# Fast Ferment Sample Yeast



## Kiwifirst (28/6/15)

I have just made vienna lager with the Wyeast Munich 2308. I built a 2.3L starter and pitched but kept some aside for a fast ferment sample.
The FF sample is now done and I have a pretty decent looking yeast cake in the jar and was wondering if there is any reason why I can't fridge this and use it to build a new starter. I am assuming any DMS present in the FF sample from the warm temp is only in the wort itself. I am also assuming that if I build a starter from this at 13c the yeast will just carry on as per the original starter.

Just seems a waste to through out what looks like a pretty nice healthy cake.


----------



## Black n Tan (28/6/15)

If you are confident with your sanitation procedures go for it, but you will need to step it up, can't just throw it in a 2L starter.


----------



## Kiwifirst (28/6/15)

Thanks for that. What kind of slurry


----------



## Kiwifirst (28/6/15)

Try that again

What kind if slurry volume would would you look at building from. So let's say I ran a 250ml sample and have approx 30ml of slurry. Normally I'd chuck that in a 1l then a 3L.


----------



## Black n Tan (28/6/15)

30mL of yeast slurry sounds an awful lot for 250mL of wort?? May be you could go 1L but I would be more included to go smaller first of all, say 500mL then step up. But it really depends on the estimate of the number of yeast in the slurry and that his very difficult for me to estimate. Have a look at MrMalty or YeastCalc to give you a better idea of the number of yeast in your slurry.
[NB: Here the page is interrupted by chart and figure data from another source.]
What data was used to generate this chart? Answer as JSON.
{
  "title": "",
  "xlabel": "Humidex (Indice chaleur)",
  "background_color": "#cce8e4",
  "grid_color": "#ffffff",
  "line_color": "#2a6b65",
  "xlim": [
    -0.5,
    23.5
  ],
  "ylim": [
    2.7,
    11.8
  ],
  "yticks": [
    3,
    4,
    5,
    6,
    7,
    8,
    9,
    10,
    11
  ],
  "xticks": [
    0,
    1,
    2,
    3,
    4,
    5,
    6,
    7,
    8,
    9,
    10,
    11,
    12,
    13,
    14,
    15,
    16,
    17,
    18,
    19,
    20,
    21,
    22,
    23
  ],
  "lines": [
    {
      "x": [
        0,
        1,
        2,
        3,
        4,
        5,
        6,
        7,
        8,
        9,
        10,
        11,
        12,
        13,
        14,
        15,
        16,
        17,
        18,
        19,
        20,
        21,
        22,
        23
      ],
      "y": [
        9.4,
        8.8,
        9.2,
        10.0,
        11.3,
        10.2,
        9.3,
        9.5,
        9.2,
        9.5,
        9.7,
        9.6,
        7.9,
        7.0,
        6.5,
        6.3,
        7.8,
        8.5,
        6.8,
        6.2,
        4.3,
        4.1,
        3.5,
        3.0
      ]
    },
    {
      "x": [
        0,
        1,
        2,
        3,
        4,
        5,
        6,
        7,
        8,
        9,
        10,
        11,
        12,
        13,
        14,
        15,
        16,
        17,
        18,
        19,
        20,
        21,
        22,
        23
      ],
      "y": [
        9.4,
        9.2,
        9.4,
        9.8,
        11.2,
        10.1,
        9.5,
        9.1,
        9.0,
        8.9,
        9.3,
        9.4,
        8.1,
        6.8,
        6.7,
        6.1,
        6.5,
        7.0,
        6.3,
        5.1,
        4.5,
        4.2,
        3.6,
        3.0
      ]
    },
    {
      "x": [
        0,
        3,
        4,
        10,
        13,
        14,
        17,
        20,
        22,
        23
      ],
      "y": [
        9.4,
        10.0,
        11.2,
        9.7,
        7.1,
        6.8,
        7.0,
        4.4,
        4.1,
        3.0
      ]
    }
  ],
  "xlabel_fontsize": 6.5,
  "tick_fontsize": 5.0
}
EDIT: after more thought a 1L starter is probably OK. I guess the 250mL FF sample is really just a 250mL starter, so makes sense to step to 1L.


----------



## Yob (28/6/15)

30ml of yeast (compact) is what's in a WL vial or a smack pack, I'd go right into 3l if you have a flask, 

Split the resultant into 5 vials, freeze. (or pitch) and keep going


----------



## Kiwifirst (29/6/15)

I think I got a lot of slurry because I took too much yeast from the starter. I poured some wort onto the 3L starter cake swirled and slopped some into a jar then added more wort to that. It was done in about 36 hours. 1.050 - 1.009


----------



## Kiwifirst (29/6/15)

Freeze? Sigh now I am going to have read up on that. My yeasts are sitting in the fridge. This Munich was at least 6 mths in the fridge and kicked off pretty good in the starter.


----------